Neun Jahre Haft

Der Menschenrechtler Issa al-Hamid wurde wegen seines friedlichen Einsatzes für die Menschenrechte vom Sonderstrafgericht in Riad zu neun Jahren Haft verurteilt. Bei Antritt der Haftstrafe wäre er als gewaltloser politischer Gefangener zu betrachten.

Appell an

KÖNIG
His Majesty
King Salman bin Abdul Aziz Al Saud
The Custodian of the two Holy Mosques
Office of His Majesty the King
Royal Court, Riyadh
SAUDI-ARABIEN
(Anrede: Your Majesty / Majestät)
Fax: (00 966) 11 403 3125 (über das Innenministerium)
Twitter: @KingSalman

JUSTIZMINISTER
His Excellency
Dr Walid bin Mohammed bin Saleh Al-Samaani
Ministry of Justice
University Street
P.O. Box 7775 Riyadh 11137
SAUDI-ARABIEN
(Anrede: Your Excellency / Exzellenz)
Fax: (00 966) 11 401 1741 oder (00 966) 11 402 031

Sende eine Kopie an

INNENMINISTER
His Royal Highness
Prince Mohammed bin Nayef bin Abdul Aziz Al Saud
Ministry of Interior
P.O. Box 2933
Airport Road
Riyadh 11134
SAUDI-ARABIEN
Fax: (00 966) 11 403 3125
Twitter: @M_Naif_Alsaud

BOTSCHAFT DES KÖNIGREICHS SAUDI-ARABIEN
S. E. Herrn Awwad Saleh A Alawwad
Tiergartenstr. 33-34
10785 Berlin
Fax: 030-8892 5179
E-Mail: deemb@mofa.gov.sa

Bitte schreiben Sie Ihre Appelle möglichst sofort. Schreiben Sie in gutem Arabisch, Englisch oder auf Deutsch. Da Informationen in Urgent Actions schnell an Aktualität verlieren können, bitten wir Sie, nach dem 14. Juli 2016 keine Appelle mehr zu verschicken.

Amnesty fordert:

FAXE, TWITTER-NACHRICHTEN ODER LUFTPOSTBRIEFE MIT FOLGENDEN FORDERUNGEN

  • Bitte sorgen Sie dafür, dass Urteil und Schuldspruch gegen Issa al-Hamid aufgehoben werden und er nicht inhaftiert wird, da er lediglich auf Grundlage der friedlichen Wahrnehmung seiner Rechte auf Meinungs- und Vereinigungsfreiheit verurteilt wurde.
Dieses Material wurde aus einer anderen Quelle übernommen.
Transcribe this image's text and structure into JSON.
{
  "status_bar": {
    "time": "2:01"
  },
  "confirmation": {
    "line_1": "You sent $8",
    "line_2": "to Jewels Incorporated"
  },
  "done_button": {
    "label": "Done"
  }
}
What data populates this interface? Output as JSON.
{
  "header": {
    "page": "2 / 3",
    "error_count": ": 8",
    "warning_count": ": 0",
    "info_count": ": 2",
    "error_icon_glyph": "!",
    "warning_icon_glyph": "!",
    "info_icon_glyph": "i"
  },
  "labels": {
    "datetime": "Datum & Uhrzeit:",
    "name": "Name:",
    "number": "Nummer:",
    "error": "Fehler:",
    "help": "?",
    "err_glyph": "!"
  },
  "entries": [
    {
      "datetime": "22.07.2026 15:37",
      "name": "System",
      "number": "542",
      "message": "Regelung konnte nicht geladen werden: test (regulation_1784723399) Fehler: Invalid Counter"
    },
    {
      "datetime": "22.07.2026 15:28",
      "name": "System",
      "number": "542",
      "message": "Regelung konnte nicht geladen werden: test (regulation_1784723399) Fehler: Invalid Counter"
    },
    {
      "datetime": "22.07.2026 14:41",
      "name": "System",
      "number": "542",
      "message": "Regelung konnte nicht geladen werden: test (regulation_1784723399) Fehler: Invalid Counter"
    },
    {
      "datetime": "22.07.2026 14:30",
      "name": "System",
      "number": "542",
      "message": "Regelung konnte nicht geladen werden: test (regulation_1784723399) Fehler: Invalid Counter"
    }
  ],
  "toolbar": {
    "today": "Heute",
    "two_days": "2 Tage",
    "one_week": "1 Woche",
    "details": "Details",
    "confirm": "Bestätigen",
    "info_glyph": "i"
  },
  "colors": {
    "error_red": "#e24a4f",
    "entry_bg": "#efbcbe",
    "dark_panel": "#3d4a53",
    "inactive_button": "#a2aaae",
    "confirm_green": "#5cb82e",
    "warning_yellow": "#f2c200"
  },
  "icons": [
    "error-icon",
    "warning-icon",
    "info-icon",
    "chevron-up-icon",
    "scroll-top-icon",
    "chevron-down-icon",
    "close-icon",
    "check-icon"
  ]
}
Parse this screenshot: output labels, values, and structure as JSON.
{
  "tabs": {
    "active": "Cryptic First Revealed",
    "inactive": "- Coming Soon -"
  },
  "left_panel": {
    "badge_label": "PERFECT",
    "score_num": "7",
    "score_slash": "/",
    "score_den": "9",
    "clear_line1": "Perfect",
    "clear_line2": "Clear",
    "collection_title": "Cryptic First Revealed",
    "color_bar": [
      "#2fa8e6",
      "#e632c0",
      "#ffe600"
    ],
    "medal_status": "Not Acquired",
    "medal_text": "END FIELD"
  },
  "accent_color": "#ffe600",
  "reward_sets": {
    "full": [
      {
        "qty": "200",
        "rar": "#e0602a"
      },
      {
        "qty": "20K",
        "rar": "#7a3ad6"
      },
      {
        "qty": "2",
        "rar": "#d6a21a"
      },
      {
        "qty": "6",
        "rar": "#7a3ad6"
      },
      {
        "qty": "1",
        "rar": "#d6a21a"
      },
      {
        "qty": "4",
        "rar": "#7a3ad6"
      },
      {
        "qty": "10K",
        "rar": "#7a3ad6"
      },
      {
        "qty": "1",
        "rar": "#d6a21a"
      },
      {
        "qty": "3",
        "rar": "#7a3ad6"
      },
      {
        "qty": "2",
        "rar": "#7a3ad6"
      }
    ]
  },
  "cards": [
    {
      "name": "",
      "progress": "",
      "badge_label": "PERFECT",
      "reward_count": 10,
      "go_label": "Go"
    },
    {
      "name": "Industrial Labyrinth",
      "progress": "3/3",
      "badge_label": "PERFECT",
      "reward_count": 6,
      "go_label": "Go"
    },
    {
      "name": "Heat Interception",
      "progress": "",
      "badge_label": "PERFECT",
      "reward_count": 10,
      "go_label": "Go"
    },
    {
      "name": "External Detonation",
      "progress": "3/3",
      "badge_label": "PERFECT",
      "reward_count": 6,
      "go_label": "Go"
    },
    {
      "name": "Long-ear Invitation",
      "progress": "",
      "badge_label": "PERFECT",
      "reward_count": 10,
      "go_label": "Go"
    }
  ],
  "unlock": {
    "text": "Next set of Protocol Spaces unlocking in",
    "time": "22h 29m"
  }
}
  • Leiten Sie bitte eine gründliche, unparteiische und unabhängige Untersuchung der Vorwürfe ein, Issa al-Hamid sei in Gewahrsam misshandelt worden.

  • Bitte stellen Sie sicher, dass das Strafjustizsystem nicht dazu missbraucht wird, Menschenrechtler_innen zu verfolgen oder zu drangsalieren.

PLEASE WRITE IMMEDIATELY

  • Calling on the Saudi Arabian authorities to ensure that Issa al-Hamid’s sentence and conviction are quashed and that he is not detained, as he is sentenced solely for the peaceful exercise of his rights to freedom of expression and association.

  • Calling on them to conduct a thorough, impartial and independent investigation into allegations that he was subjected to ill-treatment in custody.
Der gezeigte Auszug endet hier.